Newly arrived clansmen from China would need a safe place to stay, and the famously clannish Khoos would quickly offer their kin assistance, a social security blanket and access to a network of aid, without which migrant survival in a new and unknown land might be near impossible. This concept, it must be noted, was not unique to the Khoos. Other prominent Chinese families, namely those bearing the surnames Lim, Cheah, Yeoh and Tan (together, the quintet was collectively referred to as the Goh Tai Seh or Five Big Clans), also boasted their own grand kongsi (clan house), several of which may be explored today within George Town’s Unesco World Heritage zone.
Growing up as a child in one of the shophouses surrounding Penang’s awe-inspiring Khoo Kongsi has left an indelible impression on Chan Soo Khian. The celebrated architect and principal of Singapore-based multidisciplinary practice SCDA returns to the island in triumph as his latest luxury boutique hotel, Soori Penang, is unveiled.
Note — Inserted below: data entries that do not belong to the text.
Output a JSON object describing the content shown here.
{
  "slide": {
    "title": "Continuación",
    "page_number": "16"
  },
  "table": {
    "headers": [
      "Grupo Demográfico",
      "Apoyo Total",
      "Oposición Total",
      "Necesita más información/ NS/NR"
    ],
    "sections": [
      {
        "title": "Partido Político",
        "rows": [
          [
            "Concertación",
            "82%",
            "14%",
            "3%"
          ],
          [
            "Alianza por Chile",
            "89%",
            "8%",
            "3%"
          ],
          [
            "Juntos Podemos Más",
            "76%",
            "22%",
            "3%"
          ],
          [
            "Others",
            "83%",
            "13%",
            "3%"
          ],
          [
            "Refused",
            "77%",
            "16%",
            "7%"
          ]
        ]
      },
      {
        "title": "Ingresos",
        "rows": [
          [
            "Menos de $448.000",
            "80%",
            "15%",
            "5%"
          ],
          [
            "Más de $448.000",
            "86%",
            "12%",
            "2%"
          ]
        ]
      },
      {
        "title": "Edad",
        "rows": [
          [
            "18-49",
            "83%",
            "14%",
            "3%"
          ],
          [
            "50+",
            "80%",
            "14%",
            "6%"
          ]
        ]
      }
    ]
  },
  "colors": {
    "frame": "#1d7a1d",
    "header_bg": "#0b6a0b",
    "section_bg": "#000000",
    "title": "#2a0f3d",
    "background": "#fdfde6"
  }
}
But beyond the ornate wing-shaped ridges of the xie shan roofs or perhaps the grand staircase of the main hall, the Khoo Kongsi also comprises 62 terraced houses and shophouses. The close-knit setup and subtle defensive formation of the clan house is a throwback to bygone days when gangland wars were prevalent and public security was deemed inadequate in British-ruled 19th-century Penang.